Looking through the lens of Musk’s “low- to negative-productivity” assessment clarifies why he may have demanded federal employees send emails listing five things they accomplish each week. In this light, the weekly dispatch becomes an effort to “prove” a vast productivity deficit—as though a smoothly functioning government wasn’t proof of the opposite. Taking a giant leap, though, and assuming Musk has correctly diagnosed as terminally unproductive almost everyone in Human Health Services, the Social Security Administration, and other crucial departments, why are those specific people prime candidates for the manufacturing sector? 

Some of the many newly unemployed government accountants, analysts, and researchers will find other work easily. Others may struggle to land their next jobs. The chances are less than slim, though, that a majority of them will have nowhere to go but a hypothetical iPhone factory in Milwaukee.

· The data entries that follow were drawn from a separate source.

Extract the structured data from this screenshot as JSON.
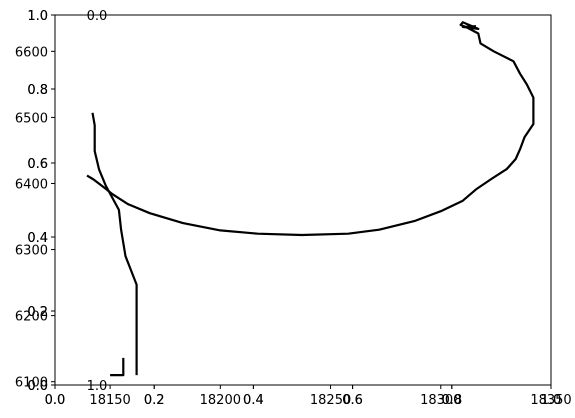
{
  "chart_data": [
    {
      "type": "axes",
      "xlim": [
        0.0,
        1.0
      ],
      "ylim": [
        0.0,
        1.0
      ],
      "x_ticks": [
        "0.0",
        "0.2",
        "0.4",
        "0.6",
        "0.8",
        "1.0"
      ],
      "y_ticks": [
        "0.0",
        "0.2",
        "0.4",
        "0.6",
        "0.8",
        "1.0"
      ],
      "grid": false
    },
    {
      "type": "axes",
      "xlim": [
        0.0,
        1.0
      ],
      "ylim": [
        0.0,
        1.0
      ],
      "x_ticks": [
        "0.0",
        "0.2",
        "0.4",
        "0.6",
        "0.8",
        "1.0"
      ],
      "y_ticks": [
        "0.0",
        "0.2",
        "0.4",
        "0.6",
        "0.8",
        "1.0"
      ],
      "grid": false
    },
    {
      "type": "line",
      "xlim": [
        18125,
        18350
      ],
      "ylim": [
        6095,
        6655
      ],
      "x_ticks": [
        "18150",
        "18200",
        "18250",
        "18300",
        "18350"
      ],
      "y_ticks": [
        "6100",
        "6200",
        "6300",
        "6400",
        "6500",
        "6600"
      ],
      "grid": false,
      "series": [
        {
          "color": "#000000",
          "x": [
            18139.5,
            18142.5,
            18148,
            18151,
            18158,
            18168,
            18183,
            18200,
            18217,
            18237,
            18258,
            18272,
            18288,
            18300,
            18310,
            18316,
            18323,
            18330,
            18334,
            18336,
            18338,
            18342,
            18342,
            18342,
            18339,
            18336,
            18333,
            18324,
            18318,
            18317,
            18312,
            18309,
            18310,
            18317,
            18310,
            18316
          ],
          "y": [
            6412,
            6406,
            6392,
            6384,
            6369,
            6355,
            6340,
            6329,
            6324,
            6322,
            6324,
            6330,
            6343,
            6358,
            6374,
            6391,
            6407,
            6422,
            6437,
            6452,
            6470,
            6490,
            6510,
            6530,
            6550,
            6566,
            6585,
            6600,
            6612,
            6627,
            6636,
            6640,
            6644,
            6634,
            6637,
            6638
          ]
        },
        {
          "color": "#000000",
          "x": [
            18162,
            18162,
            18162,
            18162,
            18162,
            18157,
            18155,
            18154,
            18148,
            18145,
            18143,
            18143,
            18142
          ],
          "y": [
            6110,
            6123,
            6162,
            6198,
            6247,
            6290,
            6330,
            6360,
            6397,
            6421,
            6449,
            6488,
            6507
          ]
        },
        {
          "color": "#000000",
          "x": [
            18150,
            18154,
            18156,
            18156
          ],
          "y": [
            6110,
            6110,
            6110,
            6136
          ]
        }
      ]
    }
  ]
}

It seems like a misguided revenge fantasy against members of the regulating agencies Musk has long complained about throttling innovation, from the Securities and Exchange Commission (FEC) to the Federal Aviation Administration (FAA). Now, he can—at least in theory—condemn some of those agencies’ white-collar workers to lives of manual labor.

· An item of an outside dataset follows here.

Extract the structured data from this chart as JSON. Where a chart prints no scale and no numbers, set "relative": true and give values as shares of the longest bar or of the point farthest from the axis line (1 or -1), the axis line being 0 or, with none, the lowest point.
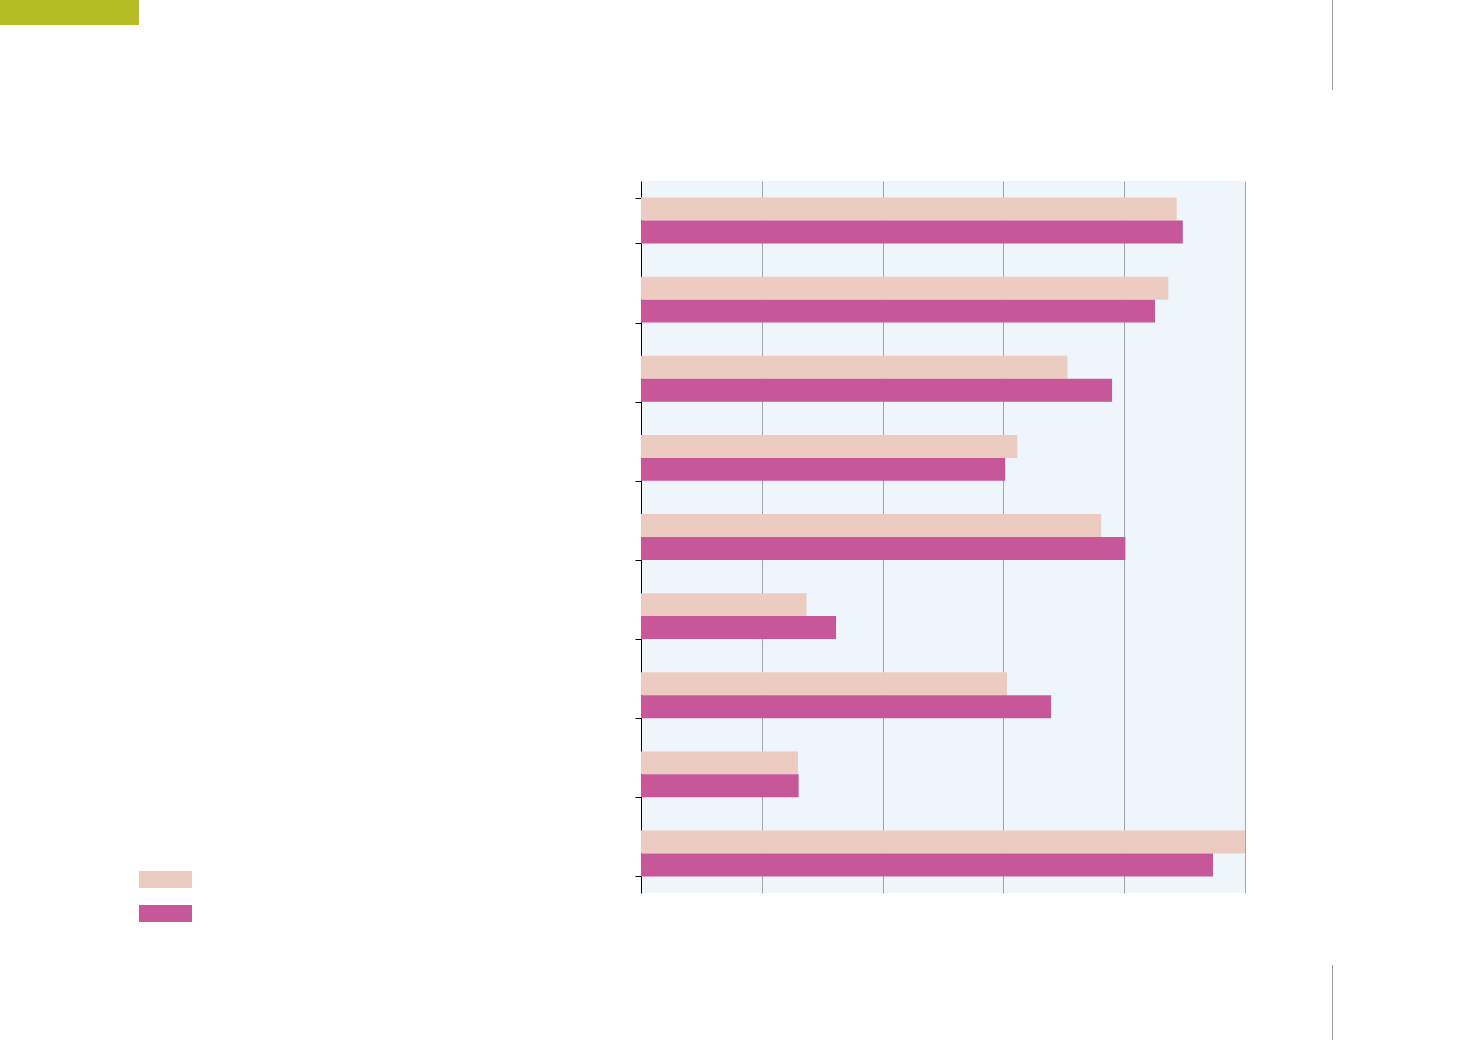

Relatively few Americans, though, actually want to work in a factory. According to the Financial Times, recent polling shows that 80% of Americans think the country would be better off with more manufacturing jobs, but only 25% of Americans think that they, personally, would be better off in such jobs. (Good news for everyone who makes up that 25%: The U.S. currently has more open manufacturing jobs than it can fill.)

Just for argument’s sake, though, assuming a significant number of laid-off government workers either did want manufacturing jobs or had no viable alternatives, there is no guarantee that the Great Reshoring will ever come to pass. As much as insiders like Commerce Secretary Howard Lutnick appear convinced Trump’s tariffs will bring manufacturing jobs back, others are skeptical of whether that’s even the goal. Senator Chris Murphy, for instance, recently told Fast Company that he thinks Trump is using tariffs “to force industries and companies to come bend the knee to him and cut deals with him that benefit him politically.”

Considering it might take years for companies to establish the necessary infrastructure for domestic manufacturing, and in an environment where economic policy often seems dictated on a whim, companies may seek alternate workarounds for the tariffs. Faced with the prospect of moving manufacturing to America, many companies will simply diversify manufacturing out of China. Apple, for instance, has been moving more and more iPhone production from China to India and Vietnam over the past year, and Walmart has been sourcing more from India as well. Smaller companies grappling with the current 145% tariffs on China will likely follow suit.

Playing devil’s advocate, though, let’s assume a sizable portion of U.S. companies do commit to reshoring and that thousands of former government workers show up at those HR offices, hat in hand. A lot of those “high-productivity jobs in manufacturing” that Musk is fond of mentioning are already earmarked for AI. Treasury Secretary Scott Bessent confirmed as much last week during an appearance on Tucker Carlson’s show.

Asked by the host whether the U.S. has the necessary labor force for a hypothetical transition back into manufacturing, Bessent said the following: “I think we do. I think with AI, with automation, with so many of these factories . . . they’re going to be smart factories. I think we’ve got all the labor force we need.”

Nothing makes Musk’s line about shifting government workers to high-productivity jobs seem more like a sneering troll than Bessent claiming U.S. factory jobs are the province of robots. Perhaps it’s time Musk shifted to a higher probability pipe dream.